Rob Cohen, el director de la primera Fast and the Furious vio correr a Matthew Fox en Speed Racer y se lo imaginó a lo Club de la lucha. El sentido médico de Perdidos se transforma en un sociópata agresivo, en un cambio radical de registro, para bien y para mal (sorprende de arranque pero por momentos resulta un tanto exagerado). Tan, tan loco y furioso está su personaje, que, por comparación, resulta lo más atractivo de este thriller de acción (nunca sabes de qué va a ser capaz, cuál es su límite).
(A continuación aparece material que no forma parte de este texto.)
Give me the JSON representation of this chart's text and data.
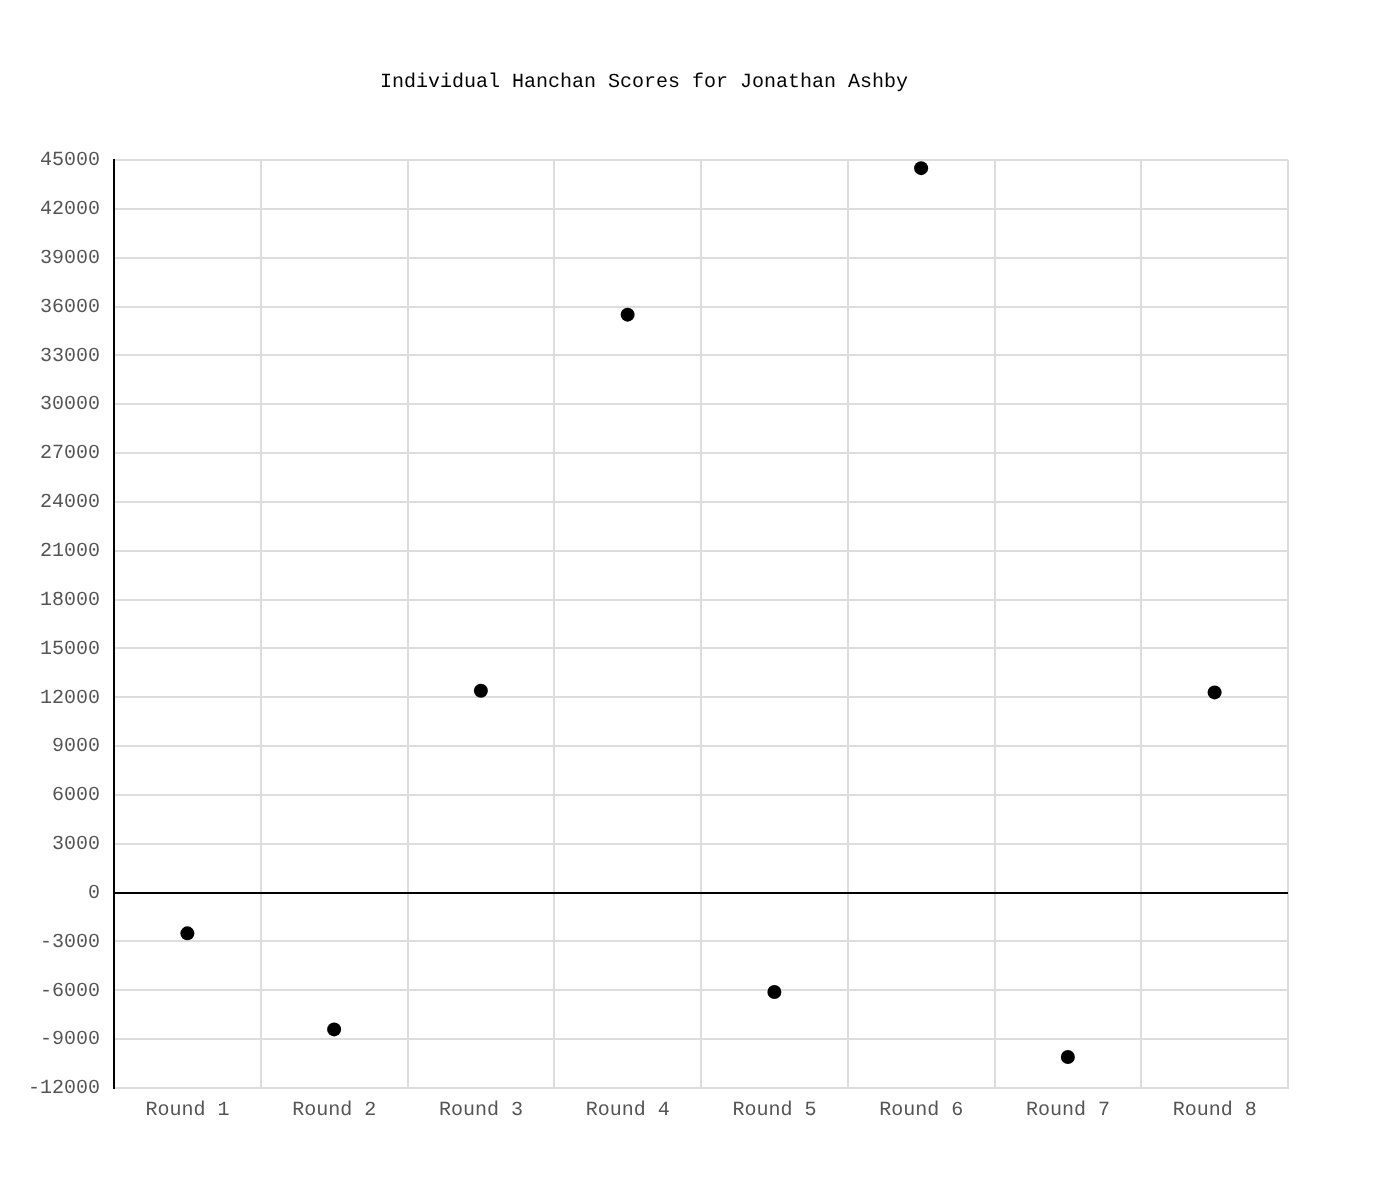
{
  "chart_data": {
    "type": "scatter",
    "title": "Individual Hanchan Scores for Jonathan Ashby",
    "categories": [
      "Round 1",
      "Round 2",
      "Round 3",
      "Round 4",
      "Round 5",
      "Round 6",
      "Round 7",
      "Round 8"
    ],
    "values": [
      -2500,
      -8400,
      12400,
      35500,
      -6100,
      44500,
      -10100,
      12300
    ],
    "color": "#000000",
    "marker": "circle",
    "ylim": [
      -12000,
      45000
    ],
    "yticks": [
      -12000,
      -9000,
      -6000,
      -3000,
      0,
      3000,
      6000,
      9000,
      12000,
      15000,
      18000,
      21000,
      24000,
      27000,
      30000,
      33000,
      36000,
      39000,
      42000,
      45000
    ],
    "grid": true,
    "ref_lines": [
      {
        "axis": "y",
        "value": 0,
        "color": "#000000"
      }
    ]
  }
}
O para ser más exactos, el malo de la trama es lo más impactante porque no cuenta con un contrincante, un contrapeso a la altura. Bien sea porque no conocemos al actor que interpreta al detective Alex Cross (en EE UU es otra cosa y Alex Cross es el título del filme, antes lo fue Morgan Freeman), o bien porque en sí el personaje no tiene nada de especial que reseñar. De hecho, hasta que no se convierte en una venganza personal En la mente del asesino no coge realmente cuerpo. Se olvida pronto el arranque de la trama (el que mueve la pasta) y nos concentramos, ahora sí, en el verdadero protagonista. Pero, no, no llega a convencer. Para seriéfilos, un desaprovechado cameo de Giancarlo Esposito (al que le preguntan, ¿será un chiste?, si conoce algún químico, ¿Breaking Bad?) y Rachel Nichols interpretando a la misma policía que en Continuum. También repite Edward Burns en su papel de poli (aquí la buddy movie no cuaja del todo) y, una sorpresa: el enigmático personaje que interpreta Jean Reno. Para adictos a las escenas de acción y fans de Matthew Fox.

En la mente del asesino se estrena en España el viernes 16 de noviembre.